Percussionist and Educator
About
Originally from Chicago, Illinois, Nupur Thakkar is a percussionist and educator based in Nashville, Tennessee.
Nupur is an active teacher with experience working with students of all levels, from beginners to advanced performers. She has served on the faculty of the Interlochen Arts Camp and Interlochen Percussion Intensive for the past four years, where she has led masterclasses, coached chamber music, and worked closely with high school percussionists in both large and small ensemble settings. She has also taught at the Peabody Preparatory and worked with students across several schools in Nashville, offering both private lessons and chamber music coaching.
In addition to her institutional teaching, Nupur runs a private percussion studio, where she focuses on building strong technical foundations, musical confidence, and a supportive learning environment tailored to each student’s goals.
As a performer, Nupur has a strong background in chamber music and contemporary performance. She has performed with ensembles including the Contemporary Music Ensemble, Peabody Percussion Group, Vanderbilt Percussion Group, and Roy Wooten’s New Village Orchestra, with appearances at venues such as Joseph Meyerhoff Symphony Hall. She has also premiered works by composers including Forrest Pierce and Keeghan Fountain.

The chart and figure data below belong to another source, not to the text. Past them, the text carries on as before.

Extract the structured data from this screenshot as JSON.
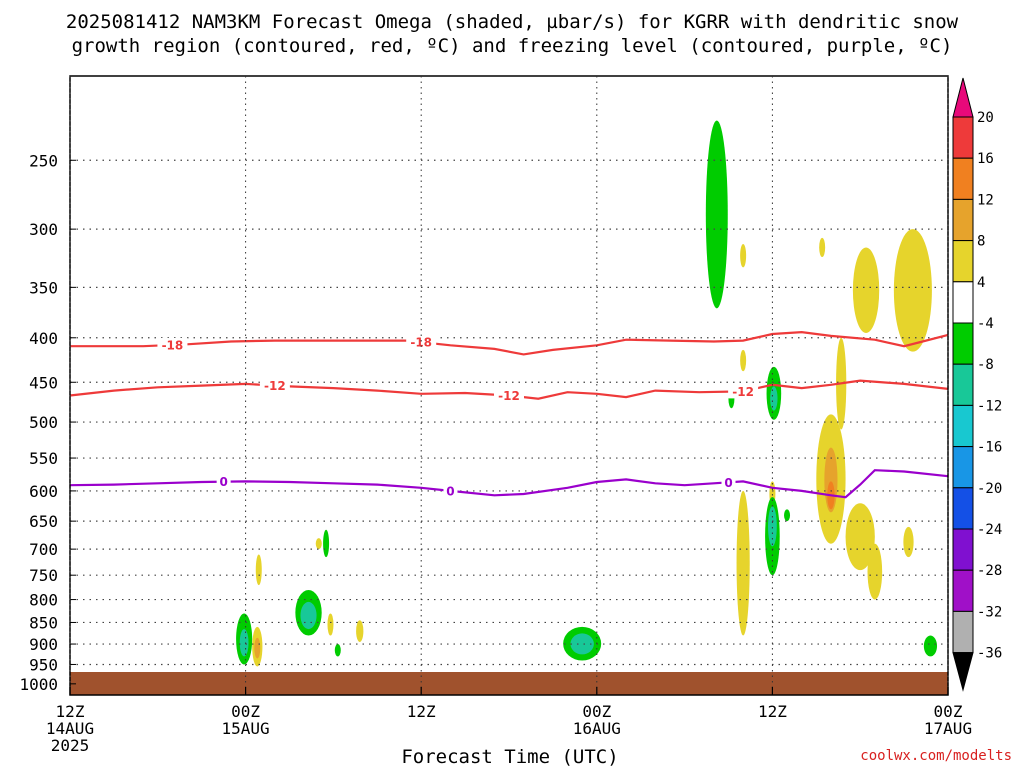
{
  "title_line1": "2025081412 NAM3KM Forecast Omega (shaded, µbar/s) for KGRR with dendritic snow",
  "title_line2": "growth region (contoured, red, ºC) and freezing level (contoured, purple, ºC)",
  "credit": "coolwx.com/modelts",
  "chart_data": {
    "type": "time-height-contour",
    "xlabel": "Forecast Time (UTC)",
    "xlim_hours": [
      0,
      60
    ],
    "x_ticks": [
      {
        "hour": 0,
        "line1": "12Z",
        "line2": "14AUG",
        "line3": "2025"
      },
      {
        "hour": 12,
        "line1": "00Z",
        "line2": "15AUG",
        "line3": ""
      },
      {
        "hour": 24,
        "line1": "12Z",
        "line2": "",
        "line3": ""
      },
      {
        "hour": 36,
        "line1": "00Z",
        "line2": "16AUG",
        "line3": ""
      },
      {
        "hour": 48,
        "line1": "12Z",
        "line2": "",
        "line3": ""
      },
      {
        "hour": 60,
        "line1": "00Z",
        "line2": "17AUG",
        "line3": ""
      }
    ],
    "y_axis": "pressure (mb), log scale",
    "ylim_mb": [
      200,
      1030
    ],
    "y_ticks_mb": [
      250,
      300,
      350,
      400,
      450,
      500,
      550,
      600,
      650,
      700,
      750,
      800,
      850,
      900,
      950,
      1000
    ],
    "grid": "dotted horizontal lines at each pressure tick",
    "ground_color": "#a0522d",
    "contours": [
      {
        "name": "-18",
        "color": "#ee3a3a",
        "labels_hours": [
          7,
          24
        ],
        "points": [
          [
            0,
            409
          ],
          [
            5,
            409
          ],
          [
            8,
            407
          ],
          [
            11,
            404
          ],
          [
            14,
            403
          ],
          [
            17,
            403
          ],
          [
            20,
            403
          ],
          [
            23,
            403
          ],
          [
            26,
            408
          ],
          [
            29,
            412
          ],
          [
            31,
            418
          ],
          [
            33,
            413
          ],
          [
            36,
            408
          ],
          [
            38,
            402
          ],
          [
            41,
            403
          ],
          [
            44,
            404
          ],
          [
            46,
            403
          ],
          [
            48,
            396
          ],
          [
            50,
            394
          ],
          [
            52,
            398
          ],
          [
            55,
            402
          ],
          [
            57,
            409
          ],
          [
            58,
            405
          ],
          [
            60,
            397
          ]
        ]
      },
      {
        "name": "-12",
        "color": "#ee3a3a",
        "labels_hours": [
          14,
          30,
          46
        ],
        "points": [
          [
            0,
            466
          ],
          [
            3,
            460
          ],
          [
            6,
            456
          ],
          [
            9,
            454
          ],
          [
            12,
            452
          ],
          [
            15,
            455
          ],
          [
            18,
            457
          ],
          [
            21,
            460
          ],
          [
            24,
            464
          ],
          [
            27,
            463
          ],
          [
            30,
            466
          ],
          [
            32,
            470
          ],
          [
            34,
            462
          ],
          [
            36,
            464
          ],
          [
            38,
            468
          ],
          [
            40,
            460
          ],
          [
            43,
            462
          ],
          [
            46,
            461
          ],
          [
            48,
            453
          ],
          [
            50,
            457
          ],
          [
            52,
            453
          ],
          [
            54,
            448
          ],
          [
            57,
            452
          ],
          [
            60,
            458
          ]
        ]
      },
      {
        "name": "0",
        "color": "#9a00cc",
        "labels_hours": [
          10.5,
          26,
          45
        ],
        "points": [
          [
            0,
            591
          ],
          [
            3,
            590
          ],
          [
            6,
            588
          ],
          [
            9,
            586
          ],
          [
            12,
            585
          ],
          [
            15,
            586
          ],
          [
            18,
            588
          ],
          [
            21,
            590
          ],
          [
            24,
            595
          ],
          [
            26,
            600
          ],
          [
            29,
            607
          ],
          [
            31,
            605
          ],
          [
            34,
            595
          ],
          [
            36,
            586
          ],
          [
            38,
            582
          ],
          [
            40,
            588
          ],
          [
            42,
            591
          ],
          [
            44,
            588
          ],
          [
            46,
            585
          ],
          [
            48,
            595
          ],
          [
            50,
            600
          ],
          [
            52,
            607
          ],
          [
            53,
            610
          ],
          [
            54,
            590
          ],
          [
            55,
            568
          ],
          [
            57,
            570
          ],
          [
            60,
            577
          ]
        ]
      }
    ],
    "omega_colorbar": {
      "unit": "µbar/s",
      "tick_labels": [
        "20",
        "16",
        "12",
        "8",
        "4",
        "-4",
        "-8",
        "-12",
        "-16",
        "-20",
        "-24",
        "-28",
        "-32",
        "-36"
      ],
      "colors": [
        "#e8097a",
        "#ee3a3a",
        "#f08020",
        "#e6a32c",
        "#e6d42c",
        "#ffffff",
        "#00cc00",
        "#18c898",
        "#18c8d0",
        "#1896e6",
        "#1450e6",
        "#8010d0",
        "#a010c8",
        "#b0b0b0",
        "#000000"
      ]
    },
    "omega_cells": [
      {
        "t": 44.2,
        "p": 280,
        "dt": 0.75,
        "dp0": 55,
        "dp1": 90,
        "level": -8
      },
      {
        "t": 46.0,
        "p": 322,
        "dt": 0.15,
        "dp0": 10,
        "dp1": 10,
        "level": 4
      },
      {
        "t": 51.4,
        "p": 315,
        "dt": 0.12,
        "dp0": 8,
        "dp1": 8,
        "level": 4
      },
      {
        "t": 57.6,
        "p": 355,
        "dt": 1.3,
        "dp0": 55,
        "dp1": 60,
        "level": 4
      },
      {
        "t": 54.4,
        "p": 345,
        "dt": 0.9,
        "dp0": 30,
        "dp1": 50,
        "level": 4
      },
      {
        "t": 46.0,
        "p": 425,
        "dt": 0.12,
        "dp0": 12,
        "dp1": 12,
        "level": 4
      },
      {
        "t": 48.1,
        "p": 467,
        "dt": 0.5,
        "dp0": 35,
        "dp1": 30,
        "level": -8
      },
      {
        "t": 48.1,
        "p": 470,
        "dt": 0.25,
        "dp0": 15,
        "dp1": 15,
        "level": -12
      },
      {
        "t": 45.2,
        "p": 470,
        "dt": 0.1,
        "dp0": 12,
        "dp1": 12,
        "level": -8
      },
      {
        "t": 52.7,
        "p": 460,
        "dt": 0.35,
        "dp0": 60,
        "dp1": 50,
        "level": 4
      },
      {
        "t": 52.0,
        "p": 590,
        "dt": 1.0,
        "dp0": 100,
        "dp1": 100,
        "level": 4
      },
      {
        "t": 52.0,
        "p": 585,
        "dt": 0.45,
        "dp0": 50,
        "dp1": 50,
        "level": 8
      },
      {
        "t": 52.0,
        "p": 610,
        "dt": 0.25,
        "dp0": 25,
        "dp1": 20,
        "level": 12
      },
      {
        "t": 54.0,
        "p": 680,
        "dt": 1.0,
        "dp0": 60,
        "dp1": 60,
        "level": 4
      },
      {
        "t": 55.0,
        "p": 750,
        "dt": 0.5,
        "dp0": 60,
        "dp1": 50,
        "level": 4
      },
      {
        "t": 57.3,
        "p": 690,
        "dt": 0.35,
        "dp0": 30,
        "dp1": 25,
        "level": 4
      },
      {
        "t": 48.0,
        "p": 605,
        "dt": 0.15,
        "dp0": 20,
        "dp1": 20,
        "level": 4
      },
      {
        "t": 49.0,
        "p": 640,
        "dt": 0.1,
        "dp0": 10,
        "dp1": 10,
        "level": -8
      },
      {
        "t": 46.0,
        "p": 720,
        "dt": 0.45,
        "dp0": 120,
        "dp1": 160,
        "level": 4
      },
      {
        "t": 48.0,
        "p": 680,
        "dt": 0.5,
        "dp0": 70,
        "dp1": 70,
        "level": -8
      },
      {
        "t": 48.0,
        "p": 660,
        "dt": 0.3,
        "dp0": 35,
        "dp1": 35,
        "level": -12
      },
      {
        "t": 58.8,
        "p": 905,
        "dt": 0.45,
        "dp0": 25,
        "dp1": 25,
        "level": -8
      },
      {
        "t": 35.0,
        "p": 900,
        "dt": 1.3,
        "dp0": 40,
        "dp1": 40,
        "level": -8
      },
      {
        "t": 35.0,
        "p": 900,
        "dt": 0.8,
        "dp0": 25,
        "dp1": 25,
        "level": -12
      },
      {
        "t": 11.9,
        "p": 890,
        "dt": 0.55,
        "dp0": 60,
        "dp1": 60,
        "level": -8
      },
      {
        "t": 11.9,
        "p": 900,
        "dt": 0.3,
        "dp0": 35,
        "dp1": 30,
        "level": -12
      },
      {
        "t": 12.8,
        "p": 910,
        "dt": 0.35,
        "dp0": 50,
        "dp1": 45,
        "level": 4
      },
      {
        "t": 12.8,
        "p": 910,
        "dt": 0.15,
        "dp0": 25,
        "dp1": 25,
        "level": 8
      },
      {
        "t": 12.9,
        "p": 740,
        "dt": 0.12,
        "dp0": 30,
        "dp1": 30,
        "level": 4
      },
      {
        "t": 16.3,
        "p": 830,
        "dt": 0.9,
        "dp0": 50,
        "dp1": 50,
        "level": -8
      },
      {
        "t": 16.3,
        "p": 835,
        "dt": 0.55,
        "dp0": 30,
        "dp1": 30,
        "level": -12
      },
      {
        "t": 17.8,
        "p": 855,
        "dt": 0.2,
        "dp0": 25,
        "dp1": 25,
        "level": 4
      },
      {
        "t": 18.3,
        "p": 915,
        "dt": 0.15,
        "dp0": 15,
        "dp1": 15,
        "level": -8
      },
      {
        "t": 19.8,
        "p": 870,
        "dt": 0.25,
        "dp0": 25,
        "dp1": 25,
        "level": 4
      },
      {
        "t": 17.5,
        "p": 690,
        "dt": 0.12,
        "dp0": 25,
        "dp1": 25,
        "level": -8
      },
      {
        "t": 17.0,
        "p": 690,
        "dt": 0.12,
        "dp0": 10,
        "dp1": 10,
        "level": 4
      }
    ]
  }
}
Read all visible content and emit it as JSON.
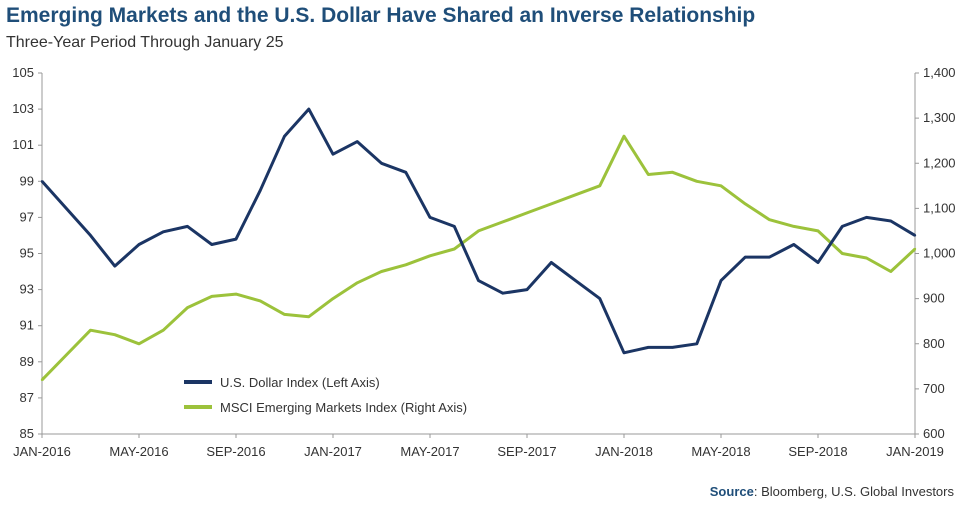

In 2024, she participated in a three-day residency at the Oberlin Conservatory as part of the Oberlin Chamber Music Initiative, focusing on rehearsing, filming, pedagogical tool-building, and performance. While at Vanderbilt, she founded The Merge Ensemble, a strings and percussion collective that collaborated with multimedia artists to create interdisciplinary performances.These experiences inform her teaching, shaping a collaborative and creative approach to music-making in her work with students.
Over the past few years she has attended the Yellowbarn Young artist program, soundSCAPE, Cortona Sessions for New Music, Sandbox Percussion Seminar, So Percussion Collaborative Workshop, Northwestern Percussion Symposium, and spent a few months in India studying tabla with Guruji Narendra Gangani.